Ynt: Niye Şiir Olmasın!!!

COĞRAFYADA ŞART KİPİ

Her günkü yollarından evlerine dönerken
Vurur yorgun adamların parçalanmış gölgeleri
Saray duvarlarına.

Coğrafya kitabında konu:
Yeryüzünün şimdiki hali.
Ülkelerin yüz ölçümü,
Engebeler, dağ, orman, vadi.

Akar su, iklim, yağış
Bitkiler, nüfus, konuşulan dil
Halkın geçim kaynakları - -
Ülkeleri bildirir
Bir coğrafya kitabı.

Bilgi!

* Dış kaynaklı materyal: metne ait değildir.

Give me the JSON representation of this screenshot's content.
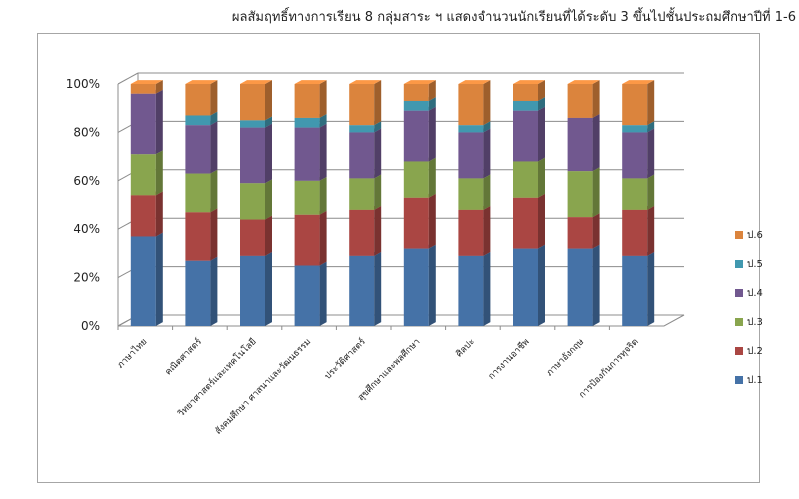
{
  "chart_data": {
    "type": "bar",
    "stacked": "percent",
    "three_d": true,
    "title": "ผลสัมฤทธิ์ทางการเรียน 8 กลุ่มสาระ ฯ แสดงจำนวนนักเรียนที่ได้ระดับ  3 ขึ้นไปชั้นประถมศึกษาปีที่ 1-6",
    "categories": [
      "ภาษาไทย",
      "คณิตศาสตร์",
      "วิทยาศาสตร์และเทคโนโลยี",
      "สังคมศึกษา ศาสนาและวัฒนธรรม",
      "ประวัติศาสตร์",
      "สุขศึกษาและพลศึกษา",
      "ศิลปะ",
      "การงานอาชีพ",
      "ภาษาอังกฤษ",
      "การป้องกันการทุจริต"
    ],
    "series": [
      {
        "name": "ป.1",
        "color": "#4572a7",
        "values": [
          37,
          27,
          29,
          25,
          29,
          32,
          29,
          32,
          32,
          29
        ]
      },
      {
        "name": "ป.2",
        "color": "#aa4643",
        "values": [
          17,
          20,
          15,
          21,
          19,
          21,
          19,
          21,
          13,
          19
        ]
      },
      {
        "name": "ป.3",
        "color": "#89a54e",
        "values": [
          17,
          16,
          15,
          14,
          13,
          15,
          13,
          15,
          19,
          13
        ]
      },
      {
        "name": "ป.4",
        "color": "#71588f",
        "values": [
          25,
          20,
          23,
          22,
          19,
          21,
          19,
          21,
          22,
          19
        ]
      },
      {
        "name": "ป.5",
        "color": "#4198af",
        "values": [
          0,
          4,
          3,
          4,
          3,
          4,
          3,
          4,
          0,
          3
        ]
      },
      {
        "name": "ป.6",
        "color": "#db843d",
        "values": [
          4,
          13,
          15,
          14,
          17,
          7,
          17,
          7,
          14,
          17
        ]
      }
    ],
    "yticks": [
      "0%",
      "20%",
      "40%",
      "60%",
      "80%",
      "100%"
    ],
    "ylim": [
      0,
      100
    ],
    "grid": true,
    "legend": "right"
  }
}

Kitaplar ne bilir,
Ben ölçmedimse bütün ölçümler boşuna.
Yağmurların sözü nasıl edilir,
Alnım ıslanmadıysa serin yağışlarında.

Ne denizler deniz, dağlar dağdır
Ne bahçeler bahçe.
Yok öyle göller
Ben olmayınca.

Ben gidemiyorsam
Kitaplar aldatır.
En verimli toprak, ben göremiyorsam
Katı, kıraç, kısır.

Gök-delen yapılardan söz açar
Işıklar içinde bir şehir
Salaşlardır, sallanan, ben gezemiyorsam
Adımlarım değmiyorsa uzun, sonsuz sokaklar
Başlamadan bitiverir.

Koca koca şehirler
Milyonların üstünde - -
Coğrafya kitapları!
Geçer yorgun adamlar sarayların önünden
Kapıları kapalı.

BEHÇET NECATİGİL
 
Ynt: Niye Şiir Olmasın!!!

ÇATI

Her çatı ev
Çadır da
Bitmez tasaları
Taşıyın sırtınızda.

Bıkılır, tükendi
Hep aynı
Biçimsiz boşluklar
Dolu sandıklarınızda.

Sürmeli sürgün
Varsa varsınız
Çıplak gözle bulanık
Bir uzak gözlüğü.

Korkusu yalnızlık, zulmü kendine
Acısı da öyle,
Bir valiz göçebe
Ordan oraya.

Açar kapar bir kanal
Her gün kapaklarını,
Dolar boşalır sular
Ev mi, yollar mı?

BEHÇET NECATİGİL
 
Ynt: Niye Şiir Olmasın!!!

ÇOCUKLAR

Çarşılarda birşey
Biz pek aramazdık çocuklar olmasaydı

Kasaplarda manavlarda bazı yorgun kadınlar
Hep de tenha saatleri seçerler
Sonra yavaş bir sesle
Çocuk için hasta kaç gündür yemiyor
Biraz et biraz meyve isterler

Sevdiği bir reçeli gün aşırı yalnız ona
Kaşıklarla beraber büyük bir üzüntü
Uykularda bile bitiyorsa
Yağların şekerlerin çayların
Annelere düşündürdüğü

İnsanlara,tezgahlara,kağıtlara kolaydı
Biz bu kadar eğilmezdik çocuklar olmasaydı

BEHÇET NECATİGİL
 
Ynt: Niye Şiir Olmasın!!!

DAĞLARDA ATEŞLER YANDIKÇA

Oda karanlık
Odadan dışarı çık
Şehir karanlık
Şehirden dışarı çık
Korkma
Yürü bir hayli yürü
Gördün mü
Dağlar başladı artık.

Korkun dağılır rüzgarda
Bekle biraz
Dağlarda ateşler yandıkça
Karanlıktan korkulmaz.

Dağlar karanlık
Dağlara yukarı çık
Korkma
Yürü bir hayli yürü
Az daha yukarı çık
Birbirinden uzakta
Gördün mü
Ateşler parladı artık.

Şimdi dağlar kaldı yine ardında
Odan yendi karanlığı, ölümü
Dağlarda ateşler yandıkça
Karanlıktan korkulmazmış, gördün mü?